My work at Tyton Partners is a natural extension of that effort. I see today’s colleges as puzzle pieces. They can stand alone, but increasingly they are more likely to prosper, let alone survive, by being a part of a larger picture. I am thus focused on helping institutions identify creative solutions to their unique needs, whether it be a university that seeks to expand its scope and capabilities, or a school that is challenged by a narrowing enrollment base, lack of economies of scale or the absence of resources to build out its learning enterprise, particularly through the use of technology. I like to think of this as creative partnering, with a wide variety of structures that can maintain various levels of institutional autonomy, capitalizing on the unique circumstances of each participant. And I am helping non-profit and public institutions acquire well-run trade and technical schools to allow them to expand to serve what are often described as “non-traditional” student populations, but who in reality represent a very large proportion high school graduates who will benefit from well-provided skills training, and perhaps ultimately a standard academic degree. A key here is making compatible marriages, and through our sophisticated banking practice, in finding the ways non-profit and public institutions can secure the capital they need to enter into such acquisitions. All challenging work, but very rewarding, and entirely consistent with what I have been doing across my career in higher education.

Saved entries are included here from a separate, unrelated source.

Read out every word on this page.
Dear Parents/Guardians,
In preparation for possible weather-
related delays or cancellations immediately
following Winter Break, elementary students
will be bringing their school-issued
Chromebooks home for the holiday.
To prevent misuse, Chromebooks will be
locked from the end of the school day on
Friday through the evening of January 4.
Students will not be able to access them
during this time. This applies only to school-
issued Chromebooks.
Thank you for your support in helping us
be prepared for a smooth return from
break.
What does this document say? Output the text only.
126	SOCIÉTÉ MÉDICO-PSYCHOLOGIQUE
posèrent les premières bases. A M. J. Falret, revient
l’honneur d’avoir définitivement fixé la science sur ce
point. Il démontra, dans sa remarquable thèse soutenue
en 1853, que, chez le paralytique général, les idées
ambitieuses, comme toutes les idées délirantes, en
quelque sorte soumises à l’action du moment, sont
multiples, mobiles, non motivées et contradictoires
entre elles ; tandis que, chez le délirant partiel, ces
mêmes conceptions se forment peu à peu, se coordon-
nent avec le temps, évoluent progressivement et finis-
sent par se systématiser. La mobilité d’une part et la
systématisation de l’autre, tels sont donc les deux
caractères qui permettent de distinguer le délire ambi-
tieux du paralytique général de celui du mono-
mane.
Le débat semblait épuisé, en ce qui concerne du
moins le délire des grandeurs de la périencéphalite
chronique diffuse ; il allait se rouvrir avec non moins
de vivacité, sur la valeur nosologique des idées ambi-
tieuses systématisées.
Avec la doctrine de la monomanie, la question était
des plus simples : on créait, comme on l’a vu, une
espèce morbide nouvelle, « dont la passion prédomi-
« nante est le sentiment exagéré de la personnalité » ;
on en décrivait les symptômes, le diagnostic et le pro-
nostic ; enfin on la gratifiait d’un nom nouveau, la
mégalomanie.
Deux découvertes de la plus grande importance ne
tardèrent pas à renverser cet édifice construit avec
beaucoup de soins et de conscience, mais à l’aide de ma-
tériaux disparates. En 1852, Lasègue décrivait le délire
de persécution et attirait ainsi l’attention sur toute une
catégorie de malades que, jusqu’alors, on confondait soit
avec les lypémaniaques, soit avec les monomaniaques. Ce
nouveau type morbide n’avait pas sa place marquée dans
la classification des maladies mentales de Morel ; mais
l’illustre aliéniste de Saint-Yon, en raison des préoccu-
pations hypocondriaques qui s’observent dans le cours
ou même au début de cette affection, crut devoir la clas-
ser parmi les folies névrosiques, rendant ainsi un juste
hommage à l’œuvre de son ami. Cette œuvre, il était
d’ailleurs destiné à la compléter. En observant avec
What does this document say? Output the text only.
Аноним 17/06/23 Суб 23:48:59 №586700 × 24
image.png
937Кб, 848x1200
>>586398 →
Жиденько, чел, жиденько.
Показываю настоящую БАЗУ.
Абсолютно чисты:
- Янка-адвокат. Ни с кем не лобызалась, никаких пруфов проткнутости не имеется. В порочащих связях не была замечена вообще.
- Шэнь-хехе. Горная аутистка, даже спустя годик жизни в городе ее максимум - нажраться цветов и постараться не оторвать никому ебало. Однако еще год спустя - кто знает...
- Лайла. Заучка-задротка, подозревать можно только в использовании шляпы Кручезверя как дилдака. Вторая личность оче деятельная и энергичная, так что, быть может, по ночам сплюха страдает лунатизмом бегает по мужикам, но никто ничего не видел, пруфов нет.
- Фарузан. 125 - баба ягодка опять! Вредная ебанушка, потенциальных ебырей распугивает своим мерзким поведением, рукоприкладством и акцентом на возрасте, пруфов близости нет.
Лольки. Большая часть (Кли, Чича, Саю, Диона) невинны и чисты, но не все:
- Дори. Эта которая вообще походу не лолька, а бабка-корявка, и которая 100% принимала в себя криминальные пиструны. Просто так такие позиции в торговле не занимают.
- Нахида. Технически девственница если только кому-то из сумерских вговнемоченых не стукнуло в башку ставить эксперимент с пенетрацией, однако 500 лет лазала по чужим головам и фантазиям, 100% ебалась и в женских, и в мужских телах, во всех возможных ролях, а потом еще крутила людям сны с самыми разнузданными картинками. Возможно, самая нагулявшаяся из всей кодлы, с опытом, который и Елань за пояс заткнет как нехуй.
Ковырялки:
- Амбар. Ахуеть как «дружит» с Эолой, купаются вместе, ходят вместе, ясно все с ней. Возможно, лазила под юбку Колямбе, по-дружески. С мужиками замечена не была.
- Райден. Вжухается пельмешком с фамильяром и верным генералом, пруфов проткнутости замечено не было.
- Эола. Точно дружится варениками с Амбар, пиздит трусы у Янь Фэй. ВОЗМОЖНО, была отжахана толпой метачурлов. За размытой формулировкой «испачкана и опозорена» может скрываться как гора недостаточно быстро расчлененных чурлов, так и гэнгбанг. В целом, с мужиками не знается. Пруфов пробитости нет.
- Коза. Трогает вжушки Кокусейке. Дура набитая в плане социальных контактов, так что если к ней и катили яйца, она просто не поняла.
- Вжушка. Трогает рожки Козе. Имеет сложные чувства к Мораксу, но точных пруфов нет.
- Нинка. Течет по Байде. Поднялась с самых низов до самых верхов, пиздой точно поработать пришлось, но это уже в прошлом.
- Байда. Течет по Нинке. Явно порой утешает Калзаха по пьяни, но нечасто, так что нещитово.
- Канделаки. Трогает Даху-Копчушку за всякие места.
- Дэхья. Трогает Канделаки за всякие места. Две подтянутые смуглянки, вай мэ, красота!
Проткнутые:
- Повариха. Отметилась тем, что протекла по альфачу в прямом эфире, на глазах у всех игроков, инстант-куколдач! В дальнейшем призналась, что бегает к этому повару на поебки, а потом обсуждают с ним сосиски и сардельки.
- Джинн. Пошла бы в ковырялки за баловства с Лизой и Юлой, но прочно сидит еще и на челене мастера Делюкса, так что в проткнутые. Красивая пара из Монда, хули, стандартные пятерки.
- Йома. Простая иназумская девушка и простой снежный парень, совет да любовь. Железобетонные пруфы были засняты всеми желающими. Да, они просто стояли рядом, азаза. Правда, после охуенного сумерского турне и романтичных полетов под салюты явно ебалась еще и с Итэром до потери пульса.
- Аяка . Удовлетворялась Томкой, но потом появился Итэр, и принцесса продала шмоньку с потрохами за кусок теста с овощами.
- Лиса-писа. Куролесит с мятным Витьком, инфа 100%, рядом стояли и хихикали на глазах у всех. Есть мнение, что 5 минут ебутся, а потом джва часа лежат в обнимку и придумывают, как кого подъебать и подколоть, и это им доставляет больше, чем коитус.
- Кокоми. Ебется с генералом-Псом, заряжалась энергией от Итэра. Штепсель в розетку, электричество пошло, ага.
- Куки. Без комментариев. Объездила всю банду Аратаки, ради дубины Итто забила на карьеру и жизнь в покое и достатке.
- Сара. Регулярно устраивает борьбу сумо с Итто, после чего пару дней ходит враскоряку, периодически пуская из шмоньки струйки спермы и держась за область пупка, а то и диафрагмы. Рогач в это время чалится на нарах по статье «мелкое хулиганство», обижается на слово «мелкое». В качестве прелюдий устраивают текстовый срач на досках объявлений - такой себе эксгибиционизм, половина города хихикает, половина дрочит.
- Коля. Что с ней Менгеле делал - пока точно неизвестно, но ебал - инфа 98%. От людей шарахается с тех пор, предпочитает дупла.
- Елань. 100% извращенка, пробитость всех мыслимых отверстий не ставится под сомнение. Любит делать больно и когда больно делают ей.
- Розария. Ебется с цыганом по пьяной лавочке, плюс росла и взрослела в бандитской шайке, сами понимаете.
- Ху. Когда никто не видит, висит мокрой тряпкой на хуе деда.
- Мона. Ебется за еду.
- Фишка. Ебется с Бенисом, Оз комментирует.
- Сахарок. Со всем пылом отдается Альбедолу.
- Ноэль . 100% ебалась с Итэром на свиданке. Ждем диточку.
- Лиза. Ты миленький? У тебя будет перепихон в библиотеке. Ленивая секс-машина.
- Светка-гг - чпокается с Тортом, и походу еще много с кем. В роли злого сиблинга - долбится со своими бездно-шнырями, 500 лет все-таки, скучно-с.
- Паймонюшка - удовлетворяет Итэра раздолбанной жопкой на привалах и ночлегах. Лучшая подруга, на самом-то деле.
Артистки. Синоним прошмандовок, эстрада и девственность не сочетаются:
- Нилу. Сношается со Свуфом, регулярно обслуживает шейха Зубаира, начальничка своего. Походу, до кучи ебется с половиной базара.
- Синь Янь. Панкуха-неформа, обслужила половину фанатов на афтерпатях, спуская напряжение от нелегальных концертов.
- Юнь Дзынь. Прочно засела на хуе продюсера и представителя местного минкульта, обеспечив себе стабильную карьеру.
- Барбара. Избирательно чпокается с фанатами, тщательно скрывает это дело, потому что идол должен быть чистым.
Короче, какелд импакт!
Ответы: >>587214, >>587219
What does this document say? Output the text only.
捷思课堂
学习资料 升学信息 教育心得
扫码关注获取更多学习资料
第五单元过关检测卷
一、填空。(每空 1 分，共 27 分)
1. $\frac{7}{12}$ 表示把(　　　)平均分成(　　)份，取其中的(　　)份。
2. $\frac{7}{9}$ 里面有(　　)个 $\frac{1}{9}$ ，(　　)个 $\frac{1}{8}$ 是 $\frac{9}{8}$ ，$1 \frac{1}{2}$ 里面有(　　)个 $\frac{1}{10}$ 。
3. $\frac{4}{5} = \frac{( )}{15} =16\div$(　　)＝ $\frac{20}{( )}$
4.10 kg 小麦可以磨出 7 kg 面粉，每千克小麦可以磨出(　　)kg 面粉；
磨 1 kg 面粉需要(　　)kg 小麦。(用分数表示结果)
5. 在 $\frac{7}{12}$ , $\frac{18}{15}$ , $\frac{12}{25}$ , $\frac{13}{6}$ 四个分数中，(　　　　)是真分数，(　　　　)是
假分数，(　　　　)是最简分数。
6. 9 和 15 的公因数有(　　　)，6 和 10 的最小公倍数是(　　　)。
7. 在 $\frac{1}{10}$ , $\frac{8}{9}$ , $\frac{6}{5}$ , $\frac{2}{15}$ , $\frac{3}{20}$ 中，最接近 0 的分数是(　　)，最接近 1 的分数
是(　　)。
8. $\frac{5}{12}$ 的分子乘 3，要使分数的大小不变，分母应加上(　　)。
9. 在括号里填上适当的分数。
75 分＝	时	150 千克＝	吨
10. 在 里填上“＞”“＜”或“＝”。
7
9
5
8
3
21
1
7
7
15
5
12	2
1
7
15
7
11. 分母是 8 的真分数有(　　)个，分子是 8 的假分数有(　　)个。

What safeguards would you recommend to ensure the pursuit of cost efficiency doesn’t undermine equity in higher education?
This is an inadequate, if not false, equation. The essential elements of education are access for all (shorthand, “equity”) to education that affords every individual the opportunity to follow their interests and desires to the fullest extent of their capabilities. If “cost efficiency” means making higher education more efficient – that is, less costly – in the pursuit of that goal, it is a benefit, not a risk. Money, most particularly public money, is finite. It is essential that higher education be cost-efficient; the challenge is to combine cost efficiency with quality and accessibility. Once again, the answer has to be outcomes. Not what does it cost, but what does it achieve.